Looking at Kingfield's forecast, the temps aren't going to have much of a chance to climb into the red zone8)
My fingers are crossed...

M-F forecast for Kingfield, ME:
http://forecast.weather.gov/MapClic...YX&textField1=44.9592&textField2=-70.1544&e=0


----------



## billski (Feb 28, 2011)

bigbog said:


> Looking at Kingfield's forecast, the temps aren't going to have much of a chance to climb into the red zone8)
> My fingers are crossed...
> 
> M-F forecast for Kingfield, ME:
> http://forecast.weather.gov/MapClic...YX&textField1=44.9592&textField2=-70.1544&e=0



 Yeah, I think the SL/Saddleback/SR stand the best chance of minimal damaged, followed closely behind by NVT.


----------



## Puck it (Feb 28, 2011)

Cannon is closed. And Sunapee has the summit closed.  Any others not spinning?


----------



## billski (Feb 28, 2011)

Puck it said:


> Cannon is closed. And Sunapee has the summit closed.  Any others not spinning?



Magic.


----------



## Glenn (Feb 28, 2011)

I'm awaing a FB update from DrJeff who is skiing at Mt. Snow today.


----------



## Breeze (Feb 28, 2011)

Wildcat  running   only the summit  lift, if it changes to NCP or  frozen nair, the HSQ will go down.

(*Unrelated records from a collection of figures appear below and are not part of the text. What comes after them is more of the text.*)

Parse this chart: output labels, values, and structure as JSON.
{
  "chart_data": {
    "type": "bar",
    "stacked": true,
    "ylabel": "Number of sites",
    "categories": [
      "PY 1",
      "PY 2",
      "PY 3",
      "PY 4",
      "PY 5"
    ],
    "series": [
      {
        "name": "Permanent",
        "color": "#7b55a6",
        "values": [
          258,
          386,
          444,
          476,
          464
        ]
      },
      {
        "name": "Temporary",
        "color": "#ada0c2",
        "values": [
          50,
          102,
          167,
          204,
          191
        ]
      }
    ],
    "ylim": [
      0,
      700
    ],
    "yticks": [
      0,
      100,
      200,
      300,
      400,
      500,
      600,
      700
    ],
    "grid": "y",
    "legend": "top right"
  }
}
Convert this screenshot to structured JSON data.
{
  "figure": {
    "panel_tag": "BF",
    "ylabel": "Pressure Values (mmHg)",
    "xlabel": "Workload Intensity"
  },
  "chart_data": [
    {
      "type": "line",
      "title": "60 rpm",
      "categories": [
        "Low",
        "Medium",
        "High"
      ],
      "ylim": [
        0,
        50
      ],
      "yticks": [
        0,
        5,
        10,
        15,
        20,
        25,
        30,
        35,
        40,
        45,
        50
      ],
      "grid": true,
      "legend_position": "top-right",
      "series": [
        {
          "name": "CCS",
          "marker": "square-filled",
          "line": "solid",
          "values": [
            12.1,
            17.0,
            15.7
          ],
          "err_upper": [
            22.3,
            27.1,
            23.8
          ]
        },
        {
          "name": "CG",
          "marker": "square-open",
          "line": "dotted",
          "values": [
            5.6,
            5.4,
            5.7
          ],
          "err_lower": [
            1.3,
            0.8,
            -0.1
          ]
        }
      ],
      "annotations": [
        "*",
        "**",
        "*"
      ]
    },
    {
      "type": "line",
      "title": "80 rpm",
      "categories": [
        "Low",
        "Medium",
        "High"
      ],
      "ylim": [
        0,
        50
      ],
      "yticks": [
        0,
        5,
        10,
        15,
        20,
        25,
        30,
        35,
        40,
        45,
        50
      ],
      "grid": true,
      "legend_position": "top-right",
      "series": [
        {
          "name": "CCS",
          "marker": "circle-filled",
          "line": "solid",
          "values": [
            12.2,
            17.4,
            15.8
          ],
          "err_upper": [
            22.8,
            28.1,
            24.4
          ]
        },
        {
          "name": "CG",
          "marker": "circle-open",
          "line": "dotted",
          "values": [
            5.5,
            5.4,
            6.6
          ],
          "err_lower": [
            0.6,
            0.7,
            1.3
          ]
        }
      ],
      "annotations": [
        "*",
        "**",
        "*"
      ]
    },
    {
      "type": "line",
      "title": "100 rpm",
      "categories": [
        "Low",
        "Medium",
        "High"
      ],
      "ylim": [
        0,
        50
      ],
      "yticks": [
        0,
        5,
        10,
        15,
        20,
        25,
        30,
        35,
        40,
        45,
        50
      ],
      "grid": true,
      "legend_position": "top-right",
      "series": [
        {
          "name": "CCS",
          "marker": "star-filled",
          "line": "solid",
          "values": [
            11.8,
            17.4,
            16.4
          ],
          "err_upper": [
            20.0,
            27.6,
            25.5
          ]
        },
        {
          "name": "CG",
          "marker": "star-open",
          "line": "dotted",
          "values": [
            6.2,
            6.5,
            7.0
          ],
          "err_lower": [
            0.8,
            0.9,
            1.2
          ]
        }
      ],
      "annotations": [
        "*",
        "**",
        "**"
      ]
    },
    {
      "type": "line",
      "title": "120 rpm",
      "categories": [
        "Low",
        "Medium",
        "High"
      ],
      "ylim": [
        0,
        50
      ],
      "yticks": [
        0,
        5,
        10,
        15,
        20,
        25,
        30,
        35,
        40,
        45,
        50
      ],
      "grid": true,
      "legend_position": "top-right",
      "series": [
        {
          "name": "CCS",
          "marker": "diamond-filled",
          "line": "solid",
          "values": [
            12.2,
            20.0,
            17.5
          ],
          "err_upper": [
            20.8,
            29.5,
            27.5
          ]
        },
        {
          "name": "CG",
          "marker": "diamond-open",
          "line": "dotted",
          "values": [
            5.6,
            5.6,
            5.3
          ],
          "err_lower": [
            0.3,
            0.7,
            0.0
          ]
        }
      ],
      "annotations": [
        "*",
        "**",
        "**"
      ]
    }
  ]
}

Sugarloaf running only Skidway ( wind holds) 

SR -- 10 open lifts 

Breeze


----------



## andyaxa (Feb 28, 2011)

Puck it said:


> Cannon is closed. And Sunapee has the summit closed.  Any others not spinning?


Crotched has suspended all operations until tomorrow.


----------



## billski (Feb 28, 2011)

The worst mountain operation I ever encountered was many years ago on a rainy day.  The cafeteria staff came out and SOLD trash bags to skiers.


----------



## TheBEast (Feb 28, 2011)

Berkshire East closed today...nasty commute to work this morning in western MA.


----------



## Glenn (Feb 28, 2011)

Looks like summit access is on a wind hold at Mount Snow. Dr Jeff reported that there was 2-3" of sleet up there. So that's probably better than straight rain!


----------



## MommaBear (Feb 28, 2011)

For the person who posted on here about "gettin it while it was good" this weekend, thank you.   Paying for it today, but with that post ringing in my head, I chose to get out and enjoy the day Sundayrather than do the work I had brought north with me.  Turned out to be one of my all time favorite ski days.   Well worth working twice as hard today.


----------



## bigbog (Feb 28, 2011)

Heh, I hope the mountains were spared the waffling of temps today...around the 32-37Deg zone here in Bangor.  Pulling 7" of heavy, water-saturated snow off house and garage roofs...so much fun...uke:


----------